Comment mesurer la qualité de vie ? Comme le temps nous est propre, comme le temps des vacances n'a pas la même saveur que le temps du travail - le temps n'est pas un objet extérieur à nous mais fait partie de nous -, la qualité de vie a quelque chose de foncièrement indéterminé : on ne sait pas vraiment ce que c'est, elle n'a pas une seule signification. Ce "problème" de la qualité de vie (ce que tout le monde cherche, mais qu'on a du mal à définir) est très ancien. Quand Aristote se demande ce que les gens attendent de la vie, il répond : "Sur son nom, la majorité des gens se trouvent à peu près d'accord : c'est le bonheur, le fait d'avoir une vie heureuse. Mais sur le bonheur, sur ce qu'il est, il y a discussion, certains cherchent le plaisir, la richesse ou les honneurs ; d'autres veulent étudier et apprendre, c'est une chose pour les uns, autre chose pour les autres, et voulût-on s'en tenir à un seul homme, il change souvent d'avis ! Est-il malade ? Le bonheur c'est la santé. Est-il pauvre ? C'est la richesse" (Aristote, Éthique à Nicomaque).

Des outils pour évaluer

Ainsi, nous cherchons tous une vie bonne, une bonne santé, mais nous n’avons pas tous la même idée de ce qu’il faut pour être bien. Comment dès lors faire le bien pour tous les hommes quand ils ont des aspirations si différentes ? En médecine, la question se pose un peu de la même manière. Comment évaluer les émotions ? Cela se mesure-t-il ? C’est le deuxième changement de la médecine : elle a mis au point des outils qui mesurent la qualité de vie liée à la santé. Ces outils permettent d’appréhender les perceptions des patients sur leur propre état de santé. Ainsi, en répondant à une série de questions précises, une personne obtient un indice global de qualité de vie. La diversité de ces outils de mesure et leur niveau de complexité semblent garantir la possibilité de s’approcher le plus près possible de la personne. Il existe par exemple pour les personnes âgées des échelles de fragilité, de satisfaction de vie, etc.

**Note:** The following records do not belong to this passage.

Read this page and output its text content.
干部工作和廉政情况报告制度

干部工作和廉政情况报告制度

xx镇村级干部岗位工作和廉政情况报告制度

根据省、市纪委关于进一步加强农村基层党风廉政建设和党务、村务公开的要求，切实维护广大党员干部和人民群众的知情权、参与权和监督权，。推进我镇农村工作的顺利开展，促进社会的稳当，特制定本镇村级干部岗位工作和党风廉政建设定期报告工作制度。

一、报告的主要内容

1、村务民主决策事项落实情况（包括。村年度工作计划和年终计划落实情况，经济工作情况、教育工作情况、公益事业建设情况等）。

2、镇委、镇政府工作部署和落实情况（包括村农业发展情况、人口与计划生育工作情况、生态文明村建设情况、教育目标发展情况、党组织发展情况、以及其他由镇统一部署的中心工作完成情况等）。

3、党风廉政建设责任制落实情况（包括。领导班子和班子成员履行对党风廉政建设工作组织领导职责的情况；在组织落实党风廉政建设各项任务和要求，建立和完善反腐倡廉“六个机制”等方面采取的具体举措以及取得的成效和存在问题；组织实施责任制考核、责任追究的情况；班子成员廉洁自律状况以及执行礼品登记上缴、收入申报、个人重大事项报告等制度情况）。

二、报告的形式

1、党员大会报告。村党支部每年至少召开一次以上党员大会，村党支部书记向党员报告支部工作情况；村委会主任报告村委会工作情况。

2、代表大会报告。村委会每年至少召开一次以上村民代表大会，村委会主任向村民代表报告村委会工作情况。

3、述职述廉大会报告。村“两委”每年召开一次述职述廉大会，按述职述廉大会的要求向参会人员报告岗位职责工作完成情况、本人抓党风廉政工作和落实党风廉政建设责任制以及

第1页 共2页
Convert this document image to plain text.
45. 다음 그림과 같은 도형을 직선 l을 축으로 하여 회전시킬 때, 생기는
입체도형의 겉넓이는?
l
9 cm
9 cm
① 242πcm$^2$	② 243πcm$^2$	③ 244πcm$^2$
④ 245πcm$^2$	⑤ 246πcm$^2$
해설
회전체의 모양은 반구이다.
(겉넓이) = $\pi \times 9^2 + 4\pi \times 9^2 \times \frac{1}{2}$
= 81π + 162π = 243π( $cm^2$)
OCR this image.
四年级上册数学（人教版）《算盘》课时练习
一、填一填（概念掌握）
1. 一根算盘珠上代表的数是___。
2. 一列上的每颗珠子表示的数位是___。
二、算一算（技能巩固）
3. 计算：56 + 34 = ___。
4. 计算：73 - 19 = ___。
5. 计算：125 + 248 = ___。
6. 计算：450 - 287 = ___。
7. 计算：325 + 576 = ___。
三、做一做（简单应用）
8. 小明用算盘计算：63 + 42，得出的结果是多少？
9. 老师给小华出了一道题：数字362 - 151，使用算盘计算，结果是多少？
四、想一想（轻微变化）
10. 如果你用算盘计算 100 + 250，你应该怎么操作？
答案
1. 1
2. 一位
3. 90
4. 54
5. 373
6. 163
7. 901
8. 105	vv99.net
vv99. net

Les outils de mesure de la qualité de vie nous apprennent beaucoup de choses même s'ils sont partiels et n'embrassent pas l'ensemble de la qualité de vie ressentie. Ils confirment les intuitions des soignants. Ils attirent l'attention sur le bien-être subjectif, le monde "réel" des patients, "le monde primordial, fondement et condition de tous les autres mondes où la technique et la pharmacologie prendront une place importante - et ce sera leur très juste place, à ce moment-là" (Dupuis M., Le Soin. Une philosophie, Seli Arslan 2013).

Au service de la personne

La médecine est en premier lieu au service de la personne, de son monde réel, qualitatif. Elle accompagne son autonomie au sens large, quels que soient son âge et son état de santé (elle ne force pas son autonomie fonctionnelle). La médecine n'est donc pas d'abord au service de la connaissance de la maladie. Elle est au service de la personne qui se sent malade. Georges Canguilhem suggérait la même idée : la connaissance du médecin prend sa source dans les affects de la personne malade qui connaît intimement sa maladie. "C'est donc bien toujours en droit, sinon actuellement en fait, parce qu'il y a des hommes qui se sentent malades qu'il y a une médecine, et non pas parce qu'il y a des médecins que les hommes apprennent d'eux leurs maladies." L'exercice de l'art médical permet de concilier cet idéal médical scientifique de la haute qualité et ce qui lui donne sens, le facteur humain, c'est-à-dire ce qui nous importe à tous.